17. A computer-implemented method according to claim 11, further comprising storing an outcome caused by the at least one selected stimulus.

18. A computer-implemented method according to claim 18, wherein the outcome comprises data describing occurrence or non-occurrence of a transaction with the person or with another person associated with the person.

19. A computer based system comprising a processor, a memory storing machine readable instructions, a display, and a camera, the system being configured to

obtain through the camera at least one image of a person, the at least one image comprising at least part of a face of the person;

extract low level features from the at least one image, thereby obtaining extracted low level features;

examine the extracted low level features to designate one or more designated stimuli likely to result in one or more preferred behaviors associated with the person; and

render on the display at least one stimulus from among the one or more designated stimuli.

20. A computer based system according to claim 19, wherein

the one or more designated stimuli comprise a plurality of designated stimuli; and

the system is further configured to analyze the plurality of designated stimuli based on one or more predetermined criteria to select the at least one stimulus from among the plurality of designated stimuli.
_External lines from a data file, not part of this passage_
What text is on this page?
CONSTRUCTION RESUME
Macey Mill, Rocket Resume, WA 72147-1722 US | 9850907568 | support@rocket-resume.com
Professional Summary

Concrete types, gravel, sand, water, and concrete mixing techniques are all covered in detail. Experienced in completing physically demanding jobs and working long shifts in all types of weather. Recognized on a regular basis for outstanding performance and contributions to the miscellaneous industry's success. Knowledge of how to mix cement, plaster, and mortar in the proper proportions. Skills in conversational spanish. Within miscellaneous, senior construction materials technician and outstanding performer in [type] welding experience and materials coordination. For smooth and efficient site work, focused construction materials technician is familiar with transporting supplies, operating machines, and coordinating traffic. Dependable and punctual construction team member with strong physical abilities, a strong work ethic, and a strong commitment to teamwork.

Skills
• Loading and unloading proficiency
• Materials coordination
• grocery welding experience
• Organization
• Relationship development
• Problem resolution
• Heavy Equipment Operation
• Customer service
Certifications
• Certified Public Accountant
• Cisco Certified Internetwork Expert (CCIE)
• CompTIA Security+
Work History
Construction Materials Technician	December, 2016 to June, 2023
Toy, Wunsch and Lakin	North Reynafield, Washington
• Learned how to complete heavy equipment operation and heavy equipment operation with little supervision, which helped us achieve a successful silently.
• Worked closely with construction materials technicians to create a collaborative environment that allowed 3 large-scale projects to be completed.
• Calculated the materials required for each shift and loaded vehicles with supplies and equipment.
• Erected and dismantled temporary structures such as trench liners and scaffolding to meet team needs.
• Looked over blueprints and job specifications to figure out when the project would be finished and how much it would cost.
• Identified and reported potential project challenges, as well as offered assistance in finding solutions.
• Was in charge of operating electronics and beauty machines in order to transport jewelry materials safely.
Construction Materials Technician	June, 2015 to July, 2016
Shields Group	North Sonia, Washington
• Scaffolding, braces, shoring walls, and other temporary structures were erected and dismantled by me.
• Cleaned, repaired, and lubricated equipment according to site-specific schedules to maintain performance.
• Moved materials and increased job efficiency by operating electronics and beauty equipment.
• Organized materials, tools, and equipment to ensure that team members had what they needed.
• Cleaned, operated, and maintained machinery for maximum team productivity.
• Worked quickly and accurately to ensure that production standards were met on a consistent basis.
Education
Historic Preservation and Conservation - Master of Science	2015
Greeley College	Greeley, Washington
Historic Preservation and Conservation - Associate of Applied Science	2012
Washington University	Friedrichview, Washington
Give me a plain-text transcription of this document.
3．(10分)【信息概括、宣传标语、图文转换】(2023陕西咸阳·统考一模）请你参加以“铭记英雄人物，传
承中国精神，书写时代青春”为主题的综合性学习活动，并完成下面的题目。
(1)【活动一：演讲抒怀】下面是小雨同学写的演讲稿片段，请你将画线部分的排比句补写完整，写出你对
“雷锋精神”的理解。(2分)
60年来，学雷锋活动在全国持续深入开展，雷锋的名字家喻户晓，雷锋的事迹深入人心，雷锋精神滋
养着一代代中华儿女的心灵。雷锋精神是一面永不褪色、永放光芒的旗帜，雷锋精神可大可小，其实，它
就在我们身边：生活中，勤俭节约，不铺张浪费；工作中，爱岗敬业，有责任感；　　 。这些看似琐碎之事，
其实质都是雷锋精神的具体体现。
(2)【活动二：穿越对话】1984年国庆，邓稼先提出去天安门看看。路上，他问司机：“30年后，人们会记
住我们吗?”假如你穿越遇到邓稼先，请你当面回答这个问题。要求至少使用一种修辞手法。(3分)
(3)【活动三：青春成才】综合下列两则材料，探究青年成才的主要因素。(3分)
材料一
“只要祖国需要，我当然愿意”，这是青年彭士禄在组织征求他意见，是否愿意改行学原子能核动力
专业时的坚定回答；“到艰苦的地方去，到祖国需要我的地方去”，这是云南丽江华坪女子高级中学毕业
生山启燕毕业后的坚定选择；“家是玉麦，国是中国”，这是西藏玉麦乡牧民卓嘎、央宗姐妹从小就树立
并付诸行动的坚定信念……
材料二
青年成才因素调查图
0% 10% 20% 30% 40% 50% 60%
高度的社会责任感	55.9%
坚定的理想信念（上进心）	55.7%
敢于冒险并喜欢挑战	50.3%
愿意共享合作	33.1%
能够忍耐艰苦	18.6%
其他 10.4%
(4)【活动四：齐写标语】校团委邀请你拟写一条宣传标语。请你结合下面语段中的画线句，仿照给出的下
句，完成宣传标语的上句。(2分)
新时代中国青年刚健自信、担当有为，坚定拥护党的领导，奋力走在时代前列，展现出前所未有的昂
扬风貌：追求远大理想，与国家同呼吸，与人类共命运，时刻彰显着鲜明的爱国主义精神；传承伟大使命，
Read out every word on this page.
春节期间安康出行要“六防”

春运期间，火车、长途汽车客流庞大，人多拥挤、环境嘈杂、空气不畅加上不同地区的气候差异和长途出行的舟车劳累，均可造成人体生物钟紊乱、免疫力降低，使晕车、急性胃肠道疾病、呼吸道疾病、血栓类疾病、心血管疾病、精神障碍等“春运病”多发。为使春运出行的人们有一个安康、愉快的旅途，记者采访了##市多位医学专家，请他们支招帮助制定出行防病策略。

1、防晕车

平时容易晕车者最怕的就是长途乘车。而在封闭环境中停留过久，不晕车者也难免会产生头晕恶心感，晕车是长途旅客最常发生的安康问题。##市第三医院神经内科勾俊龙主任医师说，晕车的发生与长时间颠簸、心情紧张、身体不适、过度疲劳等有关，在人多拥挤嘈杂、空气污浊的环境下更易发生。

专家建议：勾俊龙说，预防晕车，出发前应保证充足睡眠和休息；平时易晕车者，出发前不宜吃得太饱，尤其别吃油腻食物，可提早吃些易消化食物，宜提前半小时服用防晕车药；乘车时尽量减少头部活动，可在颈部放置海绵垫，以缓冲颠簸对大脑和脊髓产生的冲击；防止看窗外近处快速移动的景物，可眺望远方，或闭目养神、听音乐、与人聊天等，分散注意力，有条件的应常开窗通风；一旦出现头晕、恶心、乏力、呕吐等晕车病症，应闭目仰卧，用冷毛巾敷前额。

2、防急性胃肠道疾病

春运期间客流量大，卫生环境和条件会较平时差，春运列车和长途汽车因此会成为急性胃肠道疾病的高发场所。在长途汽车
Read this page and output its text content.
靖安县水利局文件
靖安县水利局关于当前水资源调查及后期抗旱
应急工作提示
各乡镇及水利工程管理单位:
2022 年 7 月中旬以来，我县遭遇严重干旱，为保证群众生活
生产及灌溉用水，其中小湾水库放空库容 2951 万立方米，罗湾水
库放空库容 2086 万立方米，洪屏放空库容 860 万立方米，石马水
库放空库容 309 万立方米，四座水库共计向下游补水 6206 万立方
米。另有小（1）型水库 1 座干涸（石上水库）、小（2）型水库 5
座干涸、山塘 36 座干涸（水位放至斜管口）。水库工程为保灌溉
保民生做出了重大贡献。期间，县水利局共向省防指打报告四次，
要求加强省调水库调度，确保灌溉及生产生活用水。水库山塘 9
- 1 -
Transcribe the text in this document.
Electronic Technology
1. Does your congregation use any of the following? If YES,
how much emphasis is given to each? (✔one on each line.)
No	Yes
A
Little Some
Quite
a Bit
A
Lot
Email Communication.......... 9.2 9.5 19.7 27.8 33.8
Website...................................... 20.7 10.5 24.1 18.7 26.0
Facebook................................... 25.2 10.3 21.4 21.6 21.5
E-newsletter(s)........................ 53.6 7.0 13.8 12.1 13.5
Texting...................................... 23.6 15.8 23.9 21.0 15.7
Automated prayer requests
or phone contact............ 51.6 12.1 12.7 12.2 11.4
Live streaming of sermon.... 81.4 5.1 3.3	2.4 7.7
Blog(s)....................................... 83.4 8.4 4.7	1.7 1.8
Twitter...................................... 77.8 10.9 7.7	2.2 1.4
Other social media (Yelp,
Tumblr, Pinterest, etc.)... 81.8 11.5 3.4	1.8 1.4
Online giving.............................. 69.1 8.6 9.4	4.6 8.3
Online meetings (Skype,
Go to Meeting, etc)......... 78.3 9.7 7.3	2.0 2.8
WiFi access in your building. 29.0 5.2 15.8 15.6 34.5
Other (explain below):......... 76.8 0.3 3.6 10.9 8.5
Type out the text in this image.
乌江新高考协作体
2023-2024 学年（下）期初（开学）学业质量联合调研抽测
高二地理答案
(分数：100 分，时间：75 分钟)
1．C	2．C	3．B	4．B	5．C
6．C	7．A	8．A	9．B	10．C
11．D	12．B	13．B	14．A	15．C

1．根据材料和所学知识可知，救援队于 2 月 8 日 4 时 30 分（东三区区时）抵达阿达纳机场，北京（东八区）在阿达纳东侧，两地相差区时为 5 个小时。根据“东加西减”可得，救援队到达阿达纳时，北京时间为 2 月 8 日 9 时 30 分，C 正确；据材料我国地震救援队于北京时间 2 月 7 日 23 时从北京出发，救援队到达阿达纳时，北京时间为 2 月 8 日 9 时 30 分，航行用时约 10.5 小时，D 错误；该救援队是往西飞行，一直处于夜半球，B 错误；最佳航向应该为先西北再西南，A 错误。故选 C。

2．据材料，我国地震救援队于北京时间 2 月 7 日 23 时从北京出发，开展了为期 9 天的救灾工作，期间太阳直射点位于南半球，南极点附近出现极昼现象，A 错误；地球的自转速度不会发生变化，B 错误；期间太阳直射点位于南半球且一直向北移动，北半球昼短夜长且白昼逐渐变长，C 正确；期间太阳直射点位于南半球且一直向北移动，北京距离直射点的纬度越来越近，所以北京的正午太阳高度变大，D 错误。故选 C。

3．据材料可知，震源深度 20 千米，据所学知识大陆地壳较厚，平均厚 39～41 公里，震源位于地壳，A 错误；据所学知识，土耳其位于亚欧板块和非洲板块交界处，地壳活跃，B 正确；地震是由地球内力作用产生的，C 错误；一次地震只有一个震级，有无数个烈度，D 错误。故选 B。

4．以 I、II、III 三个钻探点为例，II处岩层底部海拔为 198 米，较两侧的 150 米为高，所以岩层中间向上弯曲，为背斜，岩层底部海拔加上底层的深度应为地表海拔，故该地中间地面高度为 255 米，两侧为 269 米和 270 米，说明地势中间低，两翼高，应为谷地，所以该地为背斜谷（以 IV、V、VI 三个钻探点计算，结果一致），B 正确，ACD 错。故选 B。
21. An article of manufacture comprising one or more memory devices storing computer code, wherein the code, when executed by at least one computer based system, configures the at least one computer based system to perform a method comprising:

obtaining at least one image of a person, the at least one image comprising at least part of a face of the person;

extracting low level features from the at least one image, thereby obtaining extracted low level features;

examining the extracted low level features to designate one or more designated stimuli likely to result in one or more preferred behaviors associated with the person; and

rendering at least one stimulus from among the one or more designated stimuli.

22. An article of manufacture according to claim 21, wherein:

the one or more designated stimuli of the method comprise a plurality of designated stimuli;

the method further comprises analyzing the plurality of designated stimuli based on one or more predetermined criteria to select the at least one selected stimulus; and

the step of rendering comprises rendering the at least one selected stimulus.